The map for this episode is rather interesting as unlike other maps, this map takes the form of an onion. The entire episode takes place inside a single room, but within that room is a second room. Within that second room is a third room.
Solving this episode consists of building an object. With that hint, if you haven't figured out the solution to this episode yet, please give it another try as there is much more enjoyment in figuring out the solution to a puzzle yourself. Of course, sometimes even the simplest of puzzles can be perplexing to some people who once shown the solution smack themselves on the forehead for missing the obvious and trying to make the problem much more complicated then it really is. Likewise, sometimes game designers who are familiar with the puzzle tend to think that their puzzle is a lot easier than it really is. As I am the designer of this puzzle, I am biased towards thinking that this is a really easy episode.
The first thing that you need to do is pick up the key that the squirrel dropped. Next grab an orange from the trees. Now you have officially done what you set out to do, but there is a plane in the orchard. Click on the plane to walk towards it. On the ground is a copper wire and a chunk of aluminum. Two different metals. Use the key on the cockpit door to enter the cockpit where you will find the GPS unit. Of course, it doesn't work. The batteries are dead. If only you had a battery. One very common science experiment is to make a battery out of a lemon. Actually it is the acid in the lemon reacting to two different metals that causes the energy. Oranges, while not as acidic as lemons, would also work. So to build an orange battery one simply puts the orange down on the shelf. Stick the copper wire into the orange. Stick the aluminum into the orange. Attach the wires to the GPS.

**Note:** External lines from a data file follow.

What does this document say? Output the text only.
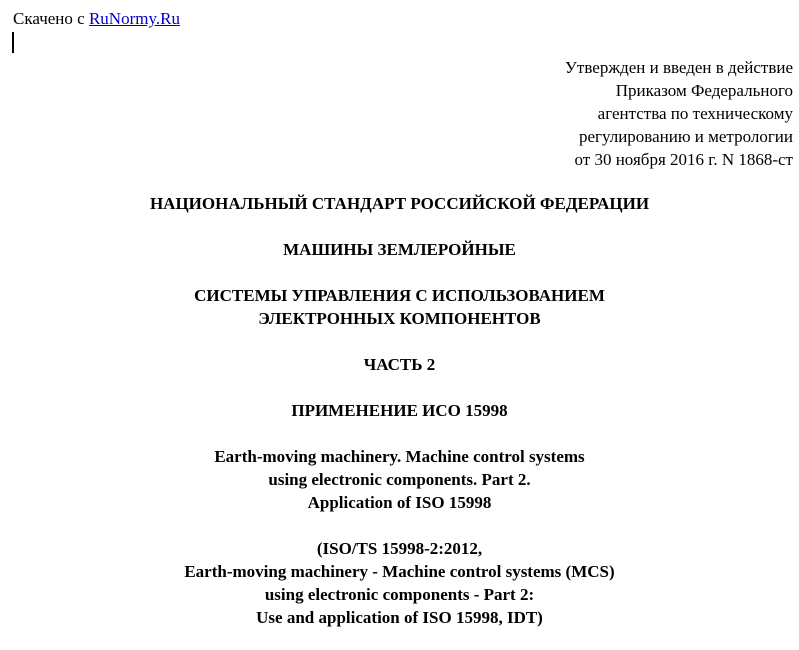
Скачено с RuNormy.Ru
Утвержден и введен в действие
Приказом Федерального
агентства по техническому
регулированию и метрологии
от 30 ноября 2016 г. N 1868-ст
НАЦИОНАЛЬНЫЙ СТАНДАРТ РОССИЙСКОЙ ФЕДЕРАЦИИ
МАШИНЫ ЗЕМЛЕРОЙНЫЕ
СИСТЕМЫ УПРАВЛЕНИЯ С ИСПОЛЬЗОВАНИЕМ
ЭЛЕКТРОННЫХ КОМПОНЕНТОВ
ЧАСТЬ 2
ПРИМЕНЕНИЕ ИСО 15998
Earth-moving machinery. Machine control systems
using electronic components. Part 2.
Application of ISO 15998
(ISO/TS 15998-2:2012,
Earth-moving machinery - Machine control systems (MCS)
using electronic components - Part 2:
Use and application of ISO 15998, IDT)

One could argue that modern electronic devices such as a GPS are designed for specific battery levels and probably couldn't be powered without the correct type of battery. This is probably true, but most these devices also have rechargeable batteries which quite often can be charged with different sources other than power outlets. I have seen chargers that let you use the output from a plane's headphone jack to charge an iPod, so this episode is not totally unrealistic and is probably much more accurate science-wise then most Hollywood movies.